Some of the residents joined in the efforts to clear the debris from their homes, while others – too emotionally affected by seeing their possessions discarded – sat by and watched or left the scene entirely.
“It was easy for us to gut away these homes and trash the belongings, but to these families, this was their life we were throwing away,” Litt said. “But ultimately they were thankful- not only because we had provided them aid that would have cost them tens of thousands of dollars, but also because they were reminded that there were still people out there who cared.”
Goldstein said the experience was valuable not only because the students gained hands-on experience in disaster relief, but because it was a constructive way to spend winter break.

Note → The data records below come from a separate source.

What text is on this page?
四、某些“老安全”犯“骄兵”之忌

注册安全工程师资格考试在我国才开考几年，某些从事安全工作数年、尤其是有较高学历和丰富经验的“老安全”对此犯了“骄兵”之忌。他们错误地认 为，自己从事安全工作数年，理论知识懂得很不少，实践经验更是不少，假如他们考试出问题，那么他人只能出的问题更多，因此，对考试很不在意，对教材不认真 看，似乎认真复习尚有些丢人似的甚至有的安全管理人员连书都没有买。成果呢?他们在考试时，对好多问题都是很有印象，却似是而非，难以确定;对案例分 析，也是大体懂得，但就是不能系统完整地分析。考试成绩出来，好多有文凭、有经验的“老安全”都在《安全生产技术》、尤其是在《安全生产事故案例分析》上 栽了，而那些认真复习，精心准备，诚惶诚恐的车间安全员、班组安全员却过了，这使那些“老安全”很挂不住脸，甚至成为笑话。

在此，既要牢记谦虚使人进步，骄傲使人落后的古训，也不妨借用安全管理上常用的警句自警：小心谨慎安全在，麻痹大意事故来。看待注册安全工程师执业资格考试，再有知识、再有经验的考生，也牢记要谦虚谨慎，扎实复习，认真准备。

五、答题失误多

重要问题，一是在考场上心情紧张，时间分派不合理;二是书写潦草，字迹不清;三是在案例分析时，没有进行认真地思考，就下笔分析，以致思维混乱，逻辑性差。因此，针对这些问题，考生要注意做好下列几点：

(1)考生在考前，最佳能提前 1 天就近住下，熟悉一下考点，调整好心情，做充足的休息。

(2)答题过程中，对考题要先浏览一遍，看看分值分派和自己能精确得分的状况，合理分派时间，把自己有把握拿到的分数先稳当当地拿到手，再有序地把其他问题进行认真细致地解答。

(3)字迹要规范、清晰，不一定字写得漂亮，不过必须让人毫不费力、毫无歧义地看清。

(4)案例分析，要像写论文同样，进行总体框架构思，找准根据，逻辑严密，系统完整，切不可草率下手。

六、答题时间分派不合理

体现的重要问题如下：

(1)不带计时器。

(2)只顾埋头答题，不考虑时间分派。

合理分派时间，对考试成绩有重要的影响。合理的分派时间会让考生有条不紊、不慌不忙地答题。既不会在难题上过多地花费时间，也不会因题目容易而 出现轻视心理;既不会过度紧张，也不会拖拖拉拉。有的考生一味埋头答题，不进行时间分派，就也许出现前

“Instead of relaxing on some beach, these students made a conscious decision to go somewhere where help is needed, where accommodations were not five-star and where conditions were unpleasant,” Goldstein said. “We all knew what we were there for, and there was the feeling that ‘if I’m not going to do it, who’s going to do it?'”
LSA junior Ben Greenberg, who was in New Orleans visiting a friend, met up with Rabbi Goldstein and the student volunteers to work on a synagogue in a local neighborhood.
“I had heard the stories of the devastation, but the reality of the situation set in when I saw the dirt all over the floor and the mounds of trash,” Greenberg said. “I realized that what happened in (that) synagogue happened hundreds of times to other houses and synagogues.”
Greenberg said he came to a realization of the amount of time and effort that would be needed to clean out the homes and buildings and to reach the point where residents could go about their daily lives.
But for Litt, there is much more to do.
“People need to do more. It is easy to escape reality – if you don’t watch TV and see what’s going on, it can disappear,” Litt said. “But these families are still trying to piece their lives back together.”